If you use a fully managed DBaaS (like AWS RDS or Azure SQL), you are often “forced” back into whatever the cloud provider lets you do with their database. Currently, that means 1st-gen security. However, the problem with DBaaS is more fundamental than activity control, since the cloud provider has access that you cannot manage or see. From their DBA staff, to storage, backups, and even server access, you cannot expect security to be tight without having visibility and control.

In DBaaS, you don’t have control over your database server, which means you cannot use 3rd-gen security. You could use a partial version of 2nd-gen operating purely as a network sniffer. However, that creates a huge black hole of what happens in the machine, on network paths you don’t control, not to mention what executes internally inside the database. With such limited 2nd-gen coverage, you are effectively forced down to your cloud provider’s 1st-gen capabilities.

While DBaaS (e.g., AWS RDS, Azure SQL) offers operational advantages, it creates a “security black box”. That is part of the cost of moving to a fully managed service. The easiest way to regain control in the cloud is to switch to IaaS (e.g., AWS EC2, Azure VM). That will allow you to use 3rd-gen solutions. For high-sensitivity data, the industry is seeing a return to IaaS or even to on-prem.

The most recent cloud offering is serverless, which, obviously, gives up even more control in exchange for operational advantages. In serverless, you are sharing the database with countless others. Not only do you have no control, but even the cloud vendor has limited isolation between you and others. Isolation that depends purely on security controls within the database software. If there’s a bug or a mistake in those internal database controls, the walls vanish, and companies are exposed to the data of others. It is highly recommended not to store sensitive data in serverless environments.

Using DBaaS (or serverless) is a convenience decision, not a security decision.

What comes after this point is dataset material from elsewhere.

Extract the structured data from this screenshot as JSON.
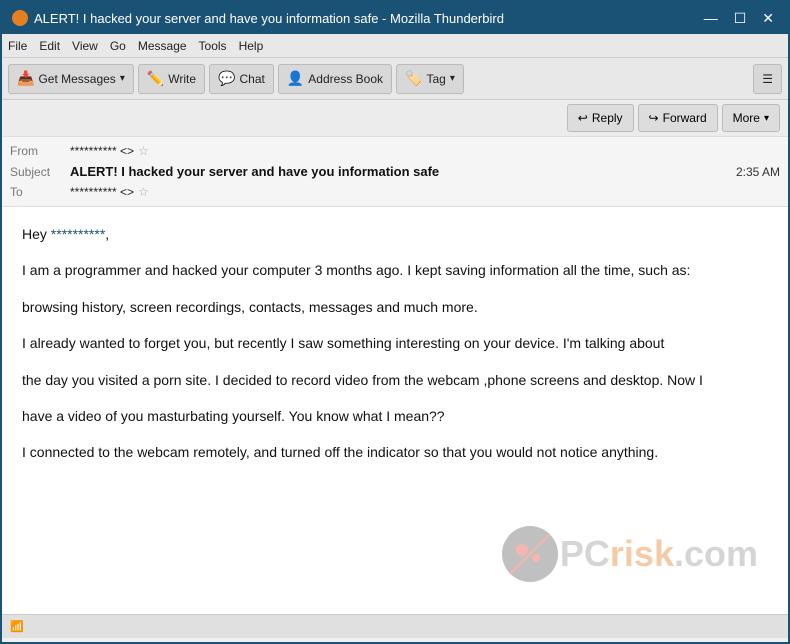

It may be valid for some data in some organizations, but until cloud providers offer 3rd-gen visibility in DBaaS, the 1st-gen they currently offer is as good as it gets. Moving to a managed cloud remains a calculated risk – one where the more control you give up, the more you trade deep security for operational ease and increase your liability. Hopefully, in time and with customer demand, cloud providers will offer better control, visibility, and transparency into what’s happening in their environments.

Final Thoughts

While newer solutions and technologies offer many more capabilities, this article focused on the most basic requirements: capturing and processing data. While obvious and inescapable, older technologies fail to deliver even such fundamental essentials.

Information security is about the data. For years, the industry has been obsessed with antivirus and perimeter tools. While those have their place, we have to wonder: how did Information Security become more about firewalls and endpoints than protecting the Information? How do we fail to invest and upgrade old, obsolete technologies that are directly responsible for safeguarding our data?

You may only be looking for a compliance checkbox, and your current tech stack is sufficient to pass an audit. However, consider that auditor requirements evolve, and old tech won’t pass these audits forever. More importantly, remember that compliance is not security, and a breach is a far more devastating event than a failed audit. Wouldn’t it be wise to get actual security for the same price you’re currently paying for a compliance checkbox?

Protecting data is the core requirement of our craft. Staying behind the curve with legacy, overpriced solutions that offer partial visibility was never a good idea. With modern threats, failing to protect the data is no longer an option. The technologies you must have are available right now. You can protect your data today.The audit checkbox is a security blanket that doesn’t even stop the cold. If your defense technology cannot protect you, you aren’t “secure” – you’re just lucky. At least for now. Upgrade to a modern database security solution and control your future. It’s time to catch up.